You can't quite call Andrew Lojero a promoter. It does him a disservice to say that he “throws shows.” What he does is closer to arranging love letters to music.

Take “That '70s Soul,” Lojero's latest Art Don't Sleep extravaganza taking place this Sunday at the Mayan Theater. A celebration of James Brown, Al Green, Marvin Gaye and other soul architects, it features orchestral reinterpretations of classics and special guests including Brazilian troubadour Seu Jorge and teardrop-soul icon Shuggie Otis.

See also: Our review of Shuggie Otis

“I wanted to present things that no one else was,” Lojero says. Bearded, brown-eyed and Buddha-like, he sits serenely on an olive green couch at the two-story Mount Washington house he shares. He's wearing a Barry White shirt designed by the much-loved, currently deported DJ-artist Kutmah. Nag Champa incense smoke sweetens the air.

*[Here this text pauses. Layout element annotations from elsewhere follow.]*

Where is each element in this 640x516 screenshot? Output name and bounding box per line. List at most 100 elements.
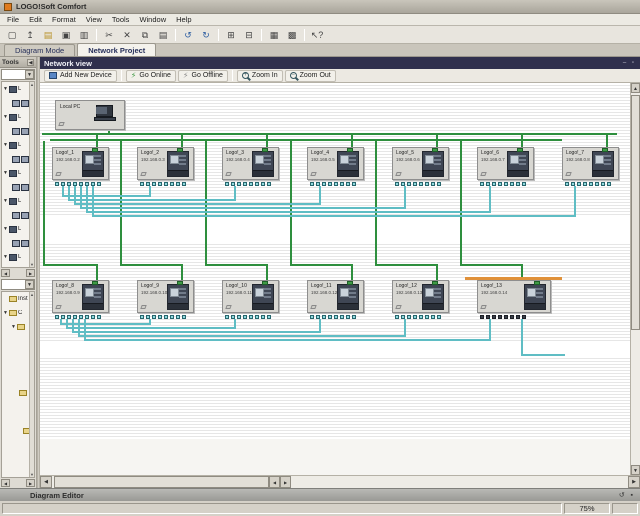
cut-icon[interactable]: ✂: [101, 28, 117, 42]
delete-icon[interactable]: ✕: [119, 28, 135, 42]
device-name: Logo!_13: [481, 283, 502, 289]
menu-format[interactable]: Format: [47, 14, 81, 25]
logo-module-icon: [9, 197, 17, 205]
green-wire: [266, 266, 268, 280]
ethernet-port-icon: [158, 315, 162, 319]
logo-device-node[interactable]: Logo!_4 192.168.0.5: [307, 147, 364, 186]
ethernet-port-icon: [316, 182, 320, 186]
logo-device-node[interactable]: Logo!_6 192.168.0.7: [477, 147, 534, 186]
copy-icon[interactable]: ⧉: [137, 28, 153, 42]
ethernet-port-icon: [85, 182, 89, 186]
paste-icon[interactable]: ▤: [155, 28, 171, 42]
scroll-right-icon[interactable]: ▶: [26, 479, 35, 487]
image-icon[interactable]: ▩: [284, 28, 300, 42]
ethernet-port-icon: [310, 182, 314, 186]
grid-icon[interactable]: ⊞: [223, 28, 239, 42]
tree-vertical-scrollbar[interactable]: ▲ ▼: [29, 292, 34, 477]
logo-device-node[interactable]: Logo!_2 192.168.0.3: [137, 147, 194, 186]
ethernet-port-icon: [73, 182, 77, 186]
print-icon[interactable]: ▥: [76, 28, 92, 42]
device-ip: 192.168.0.13: [396, 290, 423, 295]
edit-icon: [310, 305, 317, 309]
chevron-down-icon: ▼: [25, 70, 34, 79]
tab-network-project[interactable]: Network Project: [77, 43, 157, 56]
open-folder-icon[interactable]: ▤: [40, 28, 56, 42]
undo-icon[interactable]: ↺: [180, 28, 196, 42]
logo-device-node[interactable]: Logo!_5 192.168.0.6: [392, 147, 449, 186]
diagram-editor-bar[interactable]: Diagram Editor ↺ ▪: [0, 488, 640, 501]
go-online-button[interactable]: ⚡ Go Online: [125, 69, 176, 82]
device-ip: 192.168.0.2: [56, 157, 80, 162]
logo-device-node[interactable]: Logo!_13 192.168.0.14: [477, 280, 551, 319]
diagram-editor-window-icons[interactable]: ↺ ▪: [619, 491, 635, 499]
logo-device-node[interactable]: Logo!_8 192.168.0.9: [52, 280, 109, 319]
save-icon[interactable]: ▣: [58, 28, 74, 42]
logo-module-icon: [12, 239, 20, 247]
redo-icon[interactable]: ↻: [198, 28, 214, 42]
zoom-out-button[interactable]: − Zoom Out: [284, 69, 336, 82]
logo-module-image: [422, 148, 444, 177]
menu-view[interactable]: View: [81, 14, 107, 25]
collapse-sidebar-button[interactable]: ◀: [27, 58, 34, 66]
import-icon[interactable]: ↥: [22, 28, 38, 42]
help-cursor-icon[interactable]: ↖?: [309, 28, 325, 42]
tree-horizontal-scrollbar[interactable]: ◀ ▶: [0, 478, 36, 488]
teal-wire: [234, 319, 236, 329]
vertical-scrollbar[interactable]: ▲ ▼: [630, 83, 640, 475]
scrollbar-split-handle[interactable]: ◀ ▶: [269, 476, 291, 488]
device-ip: 192.168.0.5: [311, 157, 335, 162]
tree-horizontal-scrollbar[interactable]: ◀ ▶: [0, 268, 36, 278]
network-canvas[interactable]: Local PC Logo!_1 192.168.0.2 Logo!_2 192…: [40, 83, 630, 475]
logo-module-image: [252, 281, 274, 310]
tab-diagram-mode[interactable]: Diagram Mode: [4, 44, 76, 56]
network-toolbar: Add New Device ⚡ Go Online ⚡ Go Offline + Zoom…: [40, 69, 640, 83]
scroll-up-icon[interactable]: ▲: [631, 83, 640, 93]
network-view-panel: Network view – ▫ Add New Device ⚡ Go Onlin…: [40, 57, 640, 488]
logo-device-node[interactable]: Logo!_1 192.168.0.2: [52, 147, 109, 186]
edit-icon: [395, 172, 402, 176]
instructions-dropdown[interactable]: ▼: [1, 279, 35, 290]
logo-module-icon: [9, 253, 17, 261]
app-logo-icon: [4, 2, 12, 11]
menu-edit[interactable]: Edit: [24, 14, 47, 25]
logo-module-image: [592, 148, 614, 177]
menu-tools[interactable]: Tools: [107, 14, 135, 25]
local-pc-node[interactable]: Local PC: [55, 100, 125, 130]
status-end-panel: [612, 503, 638, 514]
scroll-left-icon[interactable]: ◀: [40, 476, 52, 488]
edit-icon: [55, 172, 62, 176]
panel-window-icons[interactable]: – ▫: [623, 60, 636, 66]
logo-device-node[interactable]: Logo!_12 192.168.0.13: [392, 280, 449, 319]
horizontal-scroll-thumb[interactable]: [54, 476, 269, 488]
zoom-in-button[interactable]: + Zoom In: [236, 69, 283, 82]
tree-vertical-scrollbar[interactable]: ▲ ▼: [29, 82, 34, 267]
ethernet-port-icon: [571, 182, 575, 186]
ethernet-port-icon: [589, 182, 593, 186]
vertical-scroll-thumb[interactable]: [631, 95, 640, 330]
ethernet-port-icon: [340, 315, 344, 319]
logo-device-node[interactable]: Logo!_10 192.168.0.11: [222, 280, 279, 319]
scroll-right-icon[interactable]: ▶: [26, 269, 35, 277]
logo-device-node[interactable]: Logo!_3 192.168.0.4: [222, 147, 279, 186]
table-icon[interactable]: ▦: [266, 28, 282, 42]
new-file-icon[interactable]: ▢: [4, 28, 20, 42]
ethernet-port-icon: [486, 182, 490, 186]
go-offline-button[interactable]: ⚡ Go Offline: [177, 69, 228, 82]
scroll-right-icon[interactable]: ▶: [628, 476, 640, 488]
horizontal-scrollbar[interactable]: ◀ ◀ ▶ ▶: [40, 475, 640, 488]
scroll-down-icon[interactable]: ▼: [631, 465, 640, 475]
menu-window[interactable]: Window: [134, 14, 171, 25]
split-grid-icon[interactable]: ⊟: [241, 28, 257, 42]
scroll-left-icon[interactable]: ◀: [1, 269, 10, 277]
menu-help[interactable]: Help: [171, 14, 196, 25]
scroll-left-icon[interactable]: ◀: [1, 479, 10, 487]
device-port-row: [565, 182, 613, 186]
logo-device-node[interactable]: Logo!_11 192.168.0.12: [307, 280, 364, 319]
add-new-device-button[interactable]: Add New Device: [44, 69, 117, 82]
logo-device-node[interactable]: Logo!_7 192.168.0.8: [562, 147, 619, 186]
green-wire: [205, 264, 268, 266]
tools-category-dropdown[interactable]: ▼: [1, 69, 35, 80]
logo-device-node[interactable]: Logo!_9 192.168.0.10: [137, 280, 194, 319]
menu-file[interactable]: File: [2, 14, 24, 25]
ethernet-port-icon: [55, 315, 59, 319]
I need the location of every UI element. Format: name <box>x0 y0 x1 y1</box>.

The walls are decorated with framed posters of Lojero's productions — a roll call of internationally revered musicians including Pete Rock, Roy Ayers, Madlib and Flying Lotus. “I'm not trying to do whatever's cool, I'm trying to take a timeless approach,” he says.

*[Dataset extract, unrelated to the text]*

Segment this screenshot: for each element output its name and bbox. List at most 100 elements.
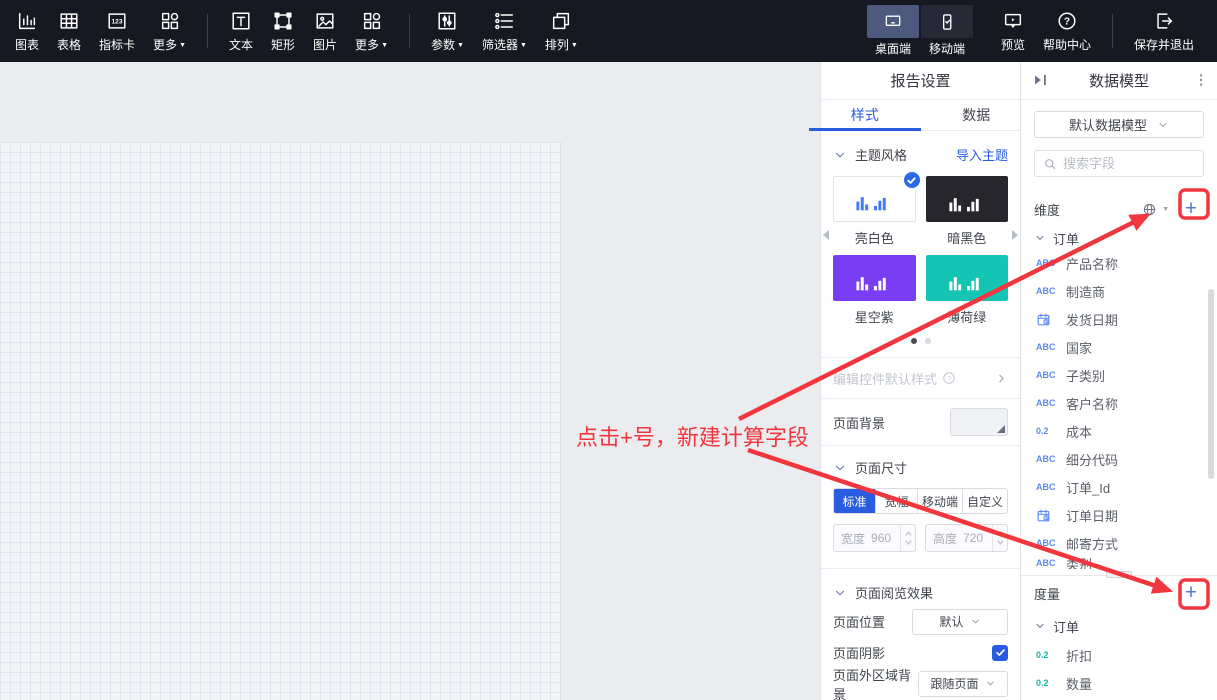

The easy money in promotion is to ride the cresting waves and abandon trends at the first drop of the snapback. Lojero has taken the opposite tack. His functions never rely on hype beasts. Instead, they fuse artists committed to grooves from every decade and genre: jazz fusion, velour soul, Afro-beat, Brazilian Tropicalia and hip-hop.

“These are tough to do financially,” Lojero says. He estimates the production cost of “That '70s Soul” at $35,000, with an 80-person staff including performers. But Lojero handles all booking, publicity and arrangements — down to collaborating on the set list with musical director Miguel Atwood-Ferguson.

It's not about money, either. 2012 is the first year Art Don't Sleep has broken even. By day, Lojero is an A&R executive for future-soul label Plug Research (Exile, Sonnymoon, Bilal). “The event is still DIY, it just has a prettier wrapping. It's very grassroots. No partners, no funding, no sponsors.”

It's befitting his underground roots. Raised in Boyle Heights by religious parents who banned secular music, Lojero rebelled as a teen. “I was heavy into punk rock until I decided I wasn't mad enough,” Lojero says. “So I discovered raves where everyone was happy. Then I found hip-hop, which led me to everything because it samples everything.”

The Montebello High graduate cut his teeth throwing quasi-legal parties and small festivals in the middle years of the previous decade. Frequently the youngest in the scene, Lojero sponged knowledge from some of the subterranean world's most highly respected figures — Mochilla's Brian “B+” Cross and Eric Coleman, Dublab's Mark “Frosty” McNeill, the late DJ Dusk. Lojero blended that old-head wisdom with cutting-edge taste. His 2007 compilation, Art Don't Sleep Presents: From L.A. With Love is a seminal document of the-then fledgling L.A. beat scene, with recordings from, among others, Flying Lotus, Gaslamp Killer and Madlib.

Until this year, his biggest feat was 2010's “Timeless,” a series of performances from a 67-year-old godfather of Ethiopian jazz (Mulatu Astatke), a '70s Brazilian bard (Arthur Verocai) and a string orchestra interpreting the work of J Dilla, with cameos from Bilal, Dwele, Posdnuos of De La Soul and Talib Kweli.

This year he's upped the ante with more than half a dozen memorable musical valentines. But he speaks most excitedly about his upcoming event — from the perspective of a fan anxious to see something he won't forget.

“There's an urgency to my booking. This is real,” Lojero says. “I'm not trying to be facetious, but if the 2012 Mayan prophecy is correct, I'd die happy knowing that I'd have done the greatest things I could imagine.”